Chegamos então à questão principal: têm as touradas um interesse extrafiscal relevante? Não sendo unânime, considero que não têm, por várias razões. Diria até que o interesse é o de as desincentivar.

É inegável que as touradas implicam sofrimento animal. Uns dirão que é aceitável em função da alegada arte. Outros, como eu, dirão que é inaceitável. Certo é que é função do Estado ir eliminando e prevenindo o sofrimento animal. Nesse sentido, recentemente os animais deixaram de ser “coisas” para a lei, eliminou-se o direito a causar-lhes sofrimento injustificado e criminalizou-se os maus tratos a animais de companhia. Ora, os incentivos à tourada não se coadunam com este movimento. O respeito pelos animais é um dos valores que mais e melhor desenvolvimento tem tido, e que claramente se sobrepõe ao valor do espetáculo tauromáquico. Como bem disse o embaixador Seixas da Costa no Facebook, "Eu também não coloco os animais acima das pessoas, mas coloco o sofrimento dos animais acima do gozo de um espetáculo para pessoas".

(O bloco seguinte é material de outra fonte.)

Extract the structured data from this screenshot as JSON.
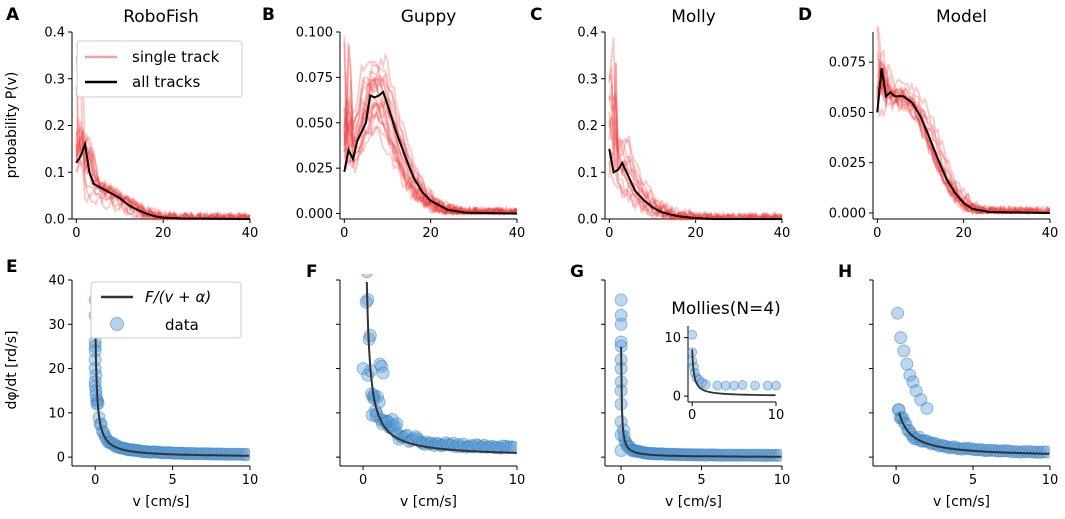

A esta argumentação é normalmente contraposto o valor da tradição. É estratégia já antiga usar a tradição contra certos movimentos, principalmente os de direitos humanos. É um argumento por definição errado, dado tentar justificar a continuidade de uma prática negativa com base em ser algo que “sempre se fez”, e que foi sempre e repetidamente utilizado para tentar impedir o fim de práticas que hoje são inaceitáveis, como a escravatura, a proibição do voto das mulheres e a discriminação em função do género e da orientação sexual. As tradições podem ter valores históricos e culturais, mas não podem servir como perpetuadoras de discriminação, sofrimento e violência, como é o caso das touradas.

Por fim, refira-se que as touradas já têm bastantes incentivos. A transmissão de touradas pela RTP é um incentivo estatal, e a tauromaquia recebe ainda diversos incentivos pela via de subsídios agrícolas que beneficiam a criação dos chamados touros de lide, a que se juntam os incentivos autárquicos à realização de touradas.

Em suma: não só existem já incentivos de mais à tauromaquia, como o OE 2019 vem juntar novos incentivos a uma atividade que implica violência e sofrimento animal injustificados. Não é tradição que mereça proteção. Espera-se que, num futuro muito próximo, esta discussão se tenha tornado inútil, por os direitos dos seres vivos serem mais claros para todos.